Kelley Slams ‘Outrageous’ Plan to Fund Extended UC Benefits with Federal Pension Cuts

Press Release February 15, 2012

Washington, D.C. –The head of the National Treasury Employees Union (NTEU) today called outrageous a congressional plan to fund an extension of unemployment compensation benefits as part of a payroll tax holiday bill with cuts totaling $15 billion to federal employee pensions.

“It is absolutely outrageous that federal employees—already sacrificing $60 billion through a two-year pay freeze—would be hit again while the wealthiest and corporations continue to be shielded from any contribution to our fiscal problems at all,” said NTEU President Colleen M. Kelley.

“Coupled with the two-year pay freeze,” she added, “proposed changes in the federal pension system would result in real, permanent and meaningful declines in employee take-home pay and standards of living for federal employees.”

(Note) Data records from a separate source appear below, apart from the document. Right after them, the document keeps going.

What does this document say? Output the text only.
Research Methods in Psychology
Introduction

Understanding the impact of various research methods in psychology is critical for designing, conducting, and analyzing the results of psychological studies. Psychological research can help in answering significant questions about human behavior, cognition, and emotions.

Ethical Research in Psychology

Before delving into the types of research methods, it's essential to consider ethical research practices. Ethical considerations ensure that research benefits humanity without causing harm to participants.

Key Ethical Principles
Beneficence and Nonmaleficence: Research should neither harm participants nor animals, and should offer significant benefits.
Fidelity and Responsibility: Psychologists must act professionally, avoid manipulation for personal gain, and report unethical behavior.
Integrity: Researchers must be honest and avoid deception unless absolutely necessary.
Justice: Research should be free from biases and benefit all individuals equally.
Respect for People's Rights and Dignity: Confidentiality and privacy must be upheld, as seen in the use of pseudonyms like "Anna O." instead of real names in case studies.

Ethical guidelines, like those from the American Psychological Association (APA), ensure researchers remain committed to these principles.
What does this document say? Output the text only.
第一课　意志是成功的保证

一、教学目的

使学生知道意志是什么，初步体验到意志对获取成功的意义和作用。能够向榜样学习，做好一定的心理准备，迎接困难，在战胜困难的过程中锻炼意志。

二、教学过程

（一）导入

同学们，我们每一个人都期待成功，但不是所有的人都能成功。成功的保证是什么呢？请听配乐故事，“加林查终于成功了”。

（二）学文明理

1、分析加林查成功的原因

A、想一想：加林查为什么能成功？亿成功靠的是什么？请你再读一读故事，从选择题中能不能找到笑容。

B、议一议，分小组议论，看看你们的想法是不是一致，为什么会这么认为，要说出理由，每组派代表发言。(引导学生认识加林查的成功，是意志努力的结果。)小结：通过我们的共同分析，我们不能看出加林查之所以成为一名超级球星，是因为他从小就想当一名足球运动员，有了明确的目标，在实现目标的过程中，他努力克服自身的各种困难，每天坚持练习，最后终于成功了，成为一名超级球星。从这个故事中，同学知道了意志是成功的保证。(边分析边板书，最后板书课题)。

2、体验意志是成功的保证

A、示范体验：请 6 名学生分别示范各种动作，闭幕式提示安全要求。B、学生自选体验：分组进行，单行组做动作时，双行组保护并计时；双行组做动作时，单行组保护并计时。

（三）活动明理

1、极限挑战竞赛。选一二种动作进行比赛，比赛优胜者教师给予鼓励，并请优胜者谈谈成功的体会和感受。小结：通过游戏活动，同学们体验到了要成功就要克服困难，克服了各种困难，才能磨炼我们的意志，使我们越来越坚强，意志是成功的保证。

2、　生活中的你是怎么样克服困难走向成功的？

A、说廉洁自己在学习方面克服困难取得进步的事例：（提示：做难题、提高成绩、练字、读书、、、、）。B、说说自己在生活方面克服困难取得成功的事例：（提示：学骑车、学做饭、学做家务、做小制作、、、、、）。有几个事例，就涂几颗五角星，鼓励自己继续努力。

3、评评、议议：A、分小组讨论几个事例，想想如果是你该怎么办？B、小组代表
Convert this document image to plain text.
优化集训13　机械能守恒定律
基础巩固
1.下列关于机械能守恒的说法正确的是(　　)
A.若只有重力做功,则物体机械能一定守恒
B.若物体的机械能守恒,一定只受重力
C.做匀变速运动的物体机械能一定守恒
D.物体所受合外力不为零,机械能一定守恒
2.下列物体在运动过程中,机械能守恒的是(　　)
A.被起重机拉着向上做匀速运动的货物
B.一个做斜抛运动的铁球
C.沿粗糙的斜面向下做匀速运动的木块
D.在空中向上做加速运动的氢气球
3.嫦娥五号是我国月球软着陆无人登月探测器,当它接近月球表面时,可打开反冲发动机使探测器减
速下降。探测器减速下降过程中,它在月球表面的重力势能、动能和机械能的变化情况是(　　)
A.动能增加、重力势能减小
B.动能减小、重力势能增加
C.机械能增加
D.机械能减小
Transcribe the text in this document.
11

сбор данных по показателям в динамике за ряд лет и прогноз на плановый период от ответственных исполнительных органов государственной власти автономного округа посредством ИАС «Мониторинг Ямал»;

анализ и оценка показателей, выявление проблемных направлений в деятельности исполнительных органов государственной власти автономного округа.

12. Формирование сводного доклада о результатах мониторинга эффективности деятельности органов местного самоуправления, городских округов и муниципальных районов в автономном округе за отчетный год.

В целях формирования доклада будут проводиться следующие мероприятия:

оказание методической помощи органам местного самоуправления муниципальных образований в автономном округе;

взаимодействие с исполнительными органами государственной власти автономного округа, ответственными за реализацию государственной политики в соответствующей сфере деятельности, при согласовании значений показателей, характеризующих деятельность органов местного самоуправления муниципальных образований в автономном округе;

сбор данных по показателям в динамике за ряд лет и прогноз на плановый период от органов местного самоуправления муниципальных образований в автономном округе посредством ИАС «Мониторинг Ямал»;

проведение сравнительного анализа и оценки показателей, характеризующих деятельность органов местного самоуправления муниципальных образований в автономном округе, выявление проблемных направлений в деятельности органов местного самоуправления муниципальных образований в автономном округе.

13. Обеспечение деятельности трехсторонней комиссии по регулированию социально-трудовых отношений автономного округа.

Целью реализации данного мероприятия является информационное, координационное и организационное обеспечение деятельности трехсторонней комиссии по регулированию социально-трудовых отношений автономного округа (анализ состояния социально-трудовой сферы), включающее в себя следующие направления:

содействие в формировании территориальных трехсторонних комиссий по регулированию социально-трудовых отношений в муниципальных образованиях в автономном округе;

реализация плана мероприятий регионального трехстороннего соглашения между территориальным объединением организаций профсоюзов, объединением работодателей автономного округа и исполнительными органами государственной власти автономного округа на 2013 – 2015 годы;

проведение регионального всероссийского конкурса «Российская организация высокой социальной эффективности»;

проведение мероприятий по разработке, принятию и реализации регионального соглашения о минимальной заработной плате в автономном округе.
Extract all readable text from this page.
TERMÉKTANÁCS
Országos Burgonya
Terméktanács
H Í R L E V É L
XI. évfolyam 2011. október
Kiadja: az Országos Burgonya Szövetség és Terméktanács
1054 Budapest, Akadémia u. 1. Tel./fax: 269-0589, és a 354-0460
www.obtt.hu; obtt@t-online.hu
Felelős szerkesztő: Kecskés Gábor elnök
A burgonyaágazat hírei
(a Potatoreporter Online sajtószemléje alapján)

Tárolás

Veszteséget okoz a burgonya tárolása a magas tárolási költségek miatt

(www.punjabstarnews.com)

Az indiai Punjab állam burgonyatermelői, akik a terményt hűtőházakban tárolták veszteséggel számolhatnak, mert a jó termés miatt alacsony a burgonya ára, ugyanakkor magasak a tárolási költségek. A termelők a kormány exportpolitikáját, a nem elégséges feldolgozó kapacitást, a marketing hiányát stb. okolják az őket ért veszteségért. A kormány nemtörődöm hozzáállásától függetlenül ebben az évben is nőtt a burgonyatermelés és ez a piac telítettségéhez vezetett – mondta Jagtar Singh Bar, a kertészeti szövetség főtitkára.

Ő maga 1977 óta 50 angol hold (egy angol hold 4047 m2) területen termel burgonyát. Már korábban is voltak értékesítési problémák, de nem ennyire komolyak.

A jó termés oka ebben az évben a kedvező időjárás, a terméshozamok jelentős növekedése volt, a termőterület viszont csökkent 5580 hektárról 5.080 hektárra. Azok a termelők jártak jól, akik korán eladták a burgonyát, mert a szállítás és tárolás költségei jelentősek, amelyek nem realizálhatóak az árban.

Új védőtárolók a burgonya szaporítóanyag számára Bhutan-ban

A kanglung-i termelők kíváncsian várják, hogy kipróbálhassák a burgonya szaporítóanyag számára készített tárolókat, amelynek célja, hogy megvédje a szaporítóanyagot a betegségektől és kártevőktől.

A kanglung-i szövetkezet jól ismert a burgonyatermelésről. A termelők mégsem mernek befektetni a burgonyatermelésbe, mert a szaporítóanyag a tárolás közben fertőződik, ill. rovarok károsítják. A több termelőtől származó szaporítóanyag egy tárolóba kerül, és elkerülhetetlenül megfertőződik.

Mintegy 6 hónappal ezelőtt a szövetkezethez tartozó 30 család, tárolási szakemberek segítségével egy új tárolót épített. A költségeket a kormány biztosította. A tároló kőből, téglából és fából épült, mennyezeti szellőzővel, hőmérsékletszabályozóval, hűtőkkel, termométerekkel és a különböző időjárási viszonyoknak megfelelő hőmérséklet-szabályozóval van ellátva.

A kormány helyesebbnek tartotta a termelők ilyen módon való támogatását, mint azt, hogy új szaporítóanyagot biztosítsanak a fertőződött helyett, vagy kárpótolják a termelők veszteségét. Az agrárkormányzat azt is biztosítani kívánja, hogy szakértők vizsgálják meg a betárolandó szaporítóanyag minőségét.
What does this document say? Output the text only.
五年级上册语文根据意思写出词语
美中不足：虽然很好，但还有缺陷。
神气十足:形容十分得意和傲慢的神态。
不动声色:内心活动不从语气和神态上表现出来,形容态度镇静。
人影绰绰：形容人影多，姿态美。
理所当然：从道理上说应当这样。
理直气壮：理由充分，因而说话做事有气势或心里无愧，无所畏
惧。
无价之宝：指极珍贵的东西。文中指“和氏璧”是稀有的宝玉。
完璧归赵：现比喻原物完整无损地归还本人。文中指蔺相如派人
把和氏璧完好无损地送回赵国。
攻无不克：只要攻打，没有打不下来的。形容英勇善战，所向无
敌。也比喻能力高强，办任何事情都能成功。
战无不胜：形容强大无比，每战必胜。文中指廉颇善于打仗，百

If anything, Kelley said, “the corporations that moved jobs overseas and downsized in search of additional profits should bear the cost of extending unemployment benefits to those suffering from the joblessness they caused.” At the very least, the costs should be broadly-shared, particularly by those who have yet to make any meaningful contributions to deficit reduction, Kelley said.

The NTEU leader attacked the approach of using the pay and benefits of federal employees to subsidize unemployment compensation as defeating the entire purpose of the stimulus effect of a tax holiday.

“We would be taking money from a group of middle class working people who are suffering in the same economic ways as other Americans to fund an extension of the unemployment benefits,” Kelley said. “It makes no sense to ask federal employees to make this further contribution. At the end of the day, it is simply a pay cut for federal employees.”

The NTEU leader made these points in a press conference today.

NTEU is the nation’s largest independent union of federal employees, representing 150,000 employees in 31 agencies and departments.